This might be nothing, but I have to check. I just recorded some stuff and took a 3 hour chunk of it with the selection thing at the bottom of the window, with 0.00.00 as start and 3.00.00 as the end, I made this into a microsoft .wav file.
Now when I put this file into Sony Vegas, it says it’s 3 hours, but if I select it just in the folder its in, Windows says it’s 2.59.59. I would be inclined to say this is just windows being lame, but I have 3 hour recordings made by recordpad, and both windows and vegas identify it as 3 hours.
Is this just an aesthetic bug of audacity’s export process? Because if I am actually missing a second and vegas is confused on the length of the audio, it’ll cause me problems down the line.
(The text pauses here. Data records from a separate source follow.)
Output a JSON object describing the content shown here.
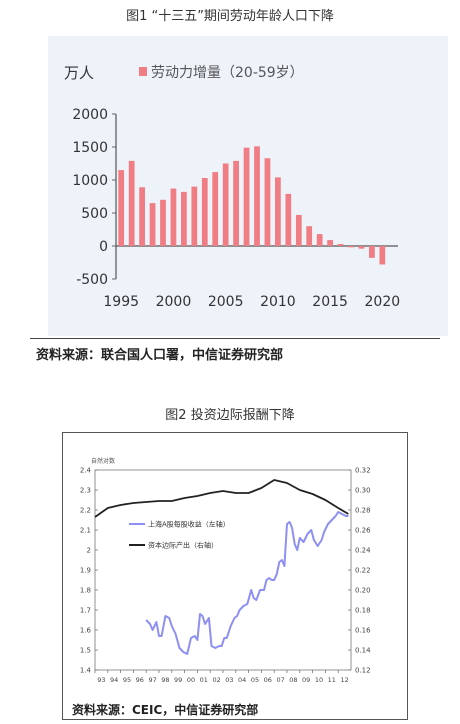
{
  "figure1": {
    "caption": "图1 “十三五”期间劳动年龄人口下降",
    "unit": "万人",
    "source": "资料来源：联合国人口署，中信证券研究部",
    "chart_data": {
      "type": "bar",
      "legend": "劳动力增量（20-59岁）",
      "legend_position": "top",
      "color": "#f07c84",
      "x": [
        1995,
        1996,
        1997,
        1998,
        1999,
        2000,
        2001,
        2002,
        2003,
        2004,
        2005,
        2006,
        2007,
        2008,
        2009,
        2010,
        2011,
        2012,
        2013,
        2014,
        2015,
        2016,
        2017,
        2018,
        2019,
        2020
      ],
      "values": [
        1150,
        1290,
        890,
        650,
        700,
        870,
        820,
        900,
        1030,
        1120,
        1250,
        1290,
        1490,
        1510,
        1330,
        1040,
        790,
        470,
        300,
        180,
        90,
        30,
        -20,
        -40,
        -180,
        -280
      ],
      "xticks": [
        1995,
        2000,
        2005,
        2010,
        2015,
        2020
      ],
      "yticks": [
        -500,
        0,
        500,
        1000,
        1500,
        2000
      ],
      "yticklabels": [
        "-500",
        "0",
        "500",
        "1000",
        "1500",
        "2000"
      ],
      "ylim": [
        -500,
        2000
      ],
      "xlim": [
        1994.5,
        2021.5
      ]
    }
  },
  "figure2": {
    "caption": "图2 投资边际报酬下降",
    "left_axis_title": "自然对数",
    "source": "资料来源：CEIC，中信证券研究部",
    "chart_data": {
      "type": "line",
      "xticks": [
        "93",
        "94",
        "95",
        "96",
        "97",
        "98",
        "99",
        "00",
        "01",
        "02",
        "03",
        "04",
        "05",
        "06",
        "07",
        "08",
        "09",
        "10",
        "11",
        "12"
      ],
      "left_ylim": [
        1.4,
        2.4
      ],
      "left_yticks": [
        "1.4",
        "1.5",
        "1.6",
        "1.7",
        "1.8",
        "1.9",
        "2",
        "2.1",
        "2.2",
        "2.3",
        "2.4"
      ],
      "right_ylim": [
        0.12,
        0.32
      ],
      "right_yticks": [
        "0.12",
        "0.14",
        "0.16",
        "0.18",
        "0.20",
        "0.22",
        "0.24",
        "0.26",
        "0.28",
        "0.30",
        "0.32"
      ],
      "grid": false,
      "series": [
        {
          "name": "上海A股每股收益（左轴）",
          "axis": "left",
          "color": "#8d8ff2",
          "x": [
            1997.0,
            1997.3,
            1997.5,
            1997.8,
            1998.0,
            1998.2,
            1998.5,
            1998.8,
            1999.0,
            1999.3,
            1999.6,
            1999.9,
            2000.2,
            2000.5,
            2000.8,
            2001.0,
            2001.2,
            2001.4,
            2001.6,
            2001.9,
            2002.1,
            2002.4,
            2002.7,
            2002.9,
            2003.1,
            2003.3,
            2003.6,
            2003.9,
            2004.1,
            2004.3,
            2004.6,
            2004.9,
            2005.2,
            2005.4,
            2005.6,
            2005.9,
            2006.2,
            2006.4,
            2006.6,
            2006.8,
            2007.0,
            2007.2,
            2007.4,
            2007.6,
            2007.8,
            2008.0,
            2008.2,
            2008.4,
            2008.6,
            2008.8,
            2009.0,
            2009.3,
            2009.6,
            2009.9,
            2010.1,
            2010.4,
            2010.7,
            2010.9,
            2011.2,
            2011.5,
            2011.8,
            2012.0,
            2012.3,
            2012.6,
            2012.8
          ],
          "y": [
            1.65,
            1.63,
            1.6,
            1.64,
            1.57,
            1.57,
            1.67,
            1.66,
            1.62,
            1.58,
            1.51,
            1.49,
            1.48,
            1.56,
            1.57,
            1.55,
            1.68,
            1.67,
            1.63,
            1.66,
            1.52,
            1.51,
            1.52,
            1.52,
            1.56,
            1.56,
            1.62,
            1.66,
            1.67,
            1.7,
            1.72,
            1.73,
            1.8,
            1.76,
            1.75,
            1.8,
            1.8,
            1.85,
            1.86,
            1.85,
            1.85,
            1.88,
            1.94,
            1.95,
            1.92,
            2.13,
            2.14,
            2.11,
            2.03,
            2.0,
            2.06,
            2.04,
            2.08,
            2.1,
            2.05,
            2.02,
            2.05,
            2.09,
            2.13,
            2.15,
            2.17,
            2.19,
            2.18,
            2.17,
            2.17
          ]
        },
        {
          "name": "资本边际产出（右轴）",
          "axis": "right",
          "color": "#222222",
          "x": [
            1993.0,
            1994.0,
            1995.0,
            1996.0,
            1997.0,
            1998.0,
            1999.0,
            2000.0,
            2001.0,
            2002.0,
            2003.0,
            2004.0,
            2005.0,
            2006.0,
            2007.0,
            2008.0,
            2009.0,
            2010.0,
            2011.0,
            2012.0,
            2012.8
          ],
          "y": [
            0.273,
            0.282,
            0.285,
            0.287,
            0.288,
            0.289,
            0.289,
            0.292,
            0.294,
            0.297,
            0.299,
            0.297,
            0.297,
            0.302,
            0.31,
            0.307,
            0.3,
            0.296,
            0.29,
            0.282,
            0.276
          ]
        }
      ]
    }
  }
}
I’d guess it’s a rounding difference. Some of the applications may be truncating and others rounding. One second resolution is not that precise. You may need to get down to milliseconds or even down to the sample count. i.e. At 44.1kHz, there are 44,100 samples per second, or 44 samples in one millisecond. If you get the resolution down to the sample count the timing will be exact and I’m sure all of the applications will agree.
When Audacity exports in WAV format, the length is absolutely accurate down to the nearest sample. So if you export with a sample rate of 44100 Hz, then the exported length is accurate to the nearest 1/44100th of a second (about 0.023 milliseconds). It wouldn’t surprise me if Windows reports it slightly differently.
To check that you have actually exported the right length, open a new Audacity window and import the WAV file. With the entire file selected, check the length in the Selection toolbar “Length” box.